Ignorando as duas partes da sub franquia Aliens vs Predador,
foi com imensa surpresa que os fãs receberam o anúncio de que Ridley Scott ressuscitaria
a franquia original após 15 anos de hiato com um prequel que, supostamente,
contaria a história da nave encontrada pelos personagens no primeiro filme e
apresentaria a origem dos mais perfeitos e assustadores monstros da história do
cinema. Após uma série de constantes mudanças no roteiro, Prometheus chegou com
pouquíssima relação com os filmes originais, porém com elementos reconhecíveis
o suficiente para ser impossível ignorar que se tratava do mesmo universo. Com
um roteiro falho, personagens constrangedoramente desinteressantes e cortes de
cenas que tornariam o filme menos tolo e mais plausível, o filme foi uma imensa
decepção para os fãs, além de um fracasso de crítica. Por causa disso, a
segunda parte do que se anunciou ser uma “trilogia de prequels”, cinco anos
depois da anterior, vinha sendo aguardada com muita desconfiança, ainda que o
bom e velho alienígena xenomorph original tenha finalmente dado o ar de sua
graça no pôster e nos trailers.
Não, o velho gênio Ridley Scott de Alien, Blade Runner ou
Gladiador não está novamente em sua plena forma. Porém, se comparado a sua
filmografia (variadíssima, por sinal) nos últimos 15 anos, podemos dizer que um
pouco de seu velho talento ressurgiu das cinzas junto com o monstro ácido e
gosmento.
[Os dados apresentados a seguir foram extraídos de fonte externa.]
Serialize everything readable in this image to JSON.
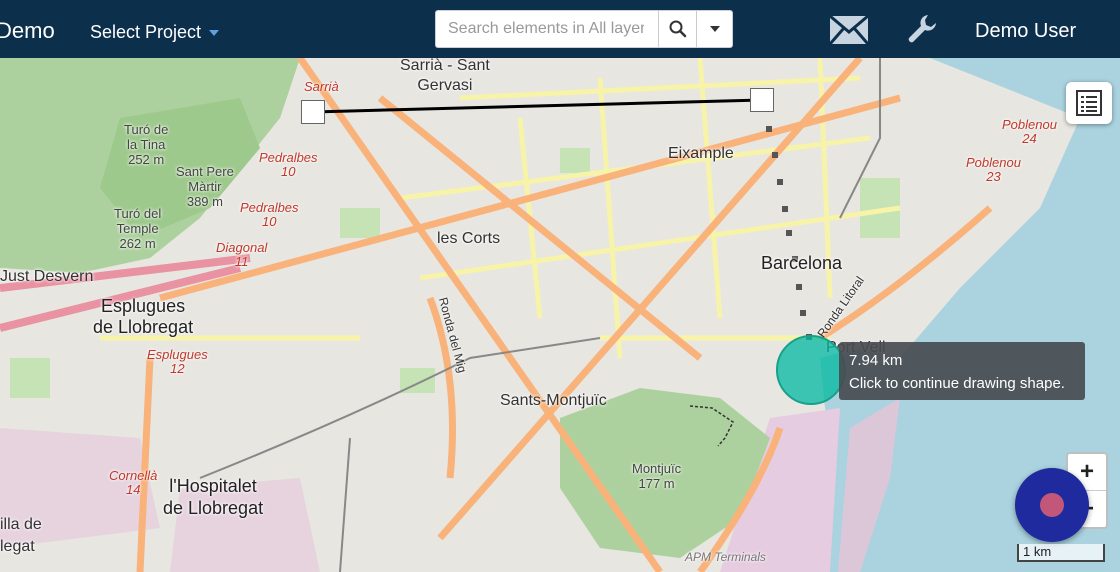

Logo a princípio, percebemos que esses novos personagens (cuja expectativa
de vida, todos sabemos, será bastante curta) são muito mais interessantes do
que os de Prometheus, onde só a protagonista e o androide despertavam qualquer
atenção. Apesar da superficialidade imposta pelo pouco tempo para desenvolver
tantos personagens, eles são bem escritos o suficiente para o público conseguir
se importar com suas mortes, algo impossível no filme anterior. Katherine
Waterston compõe muito bem a heroína involuntária Daniels, seguindo a tradição
de mulheres fortes da franquia, e Michael Fassbender dá um verdadeiro
espetáculo, capaz de sutilezas que falam ainda mais do que seus excelentes
diálogos.
Até certa medida, o roteiro é bastante feliz ao expandir o
tema de Prometheus sobre criador e criatura, as motivações da criação, e a
relação entre os dois. E também até certo ponto, ele até consegue consertar o
filme anterior, tapando alguns buracos e dando até significado para sua
existência dentro da proposta dos prequels. Por outro lado, todo esse conteúdo
é concentrado nos personagens dos androides, enquanto os humanos acabam tendo
como objetivo quase exclusivo a sobrevivência.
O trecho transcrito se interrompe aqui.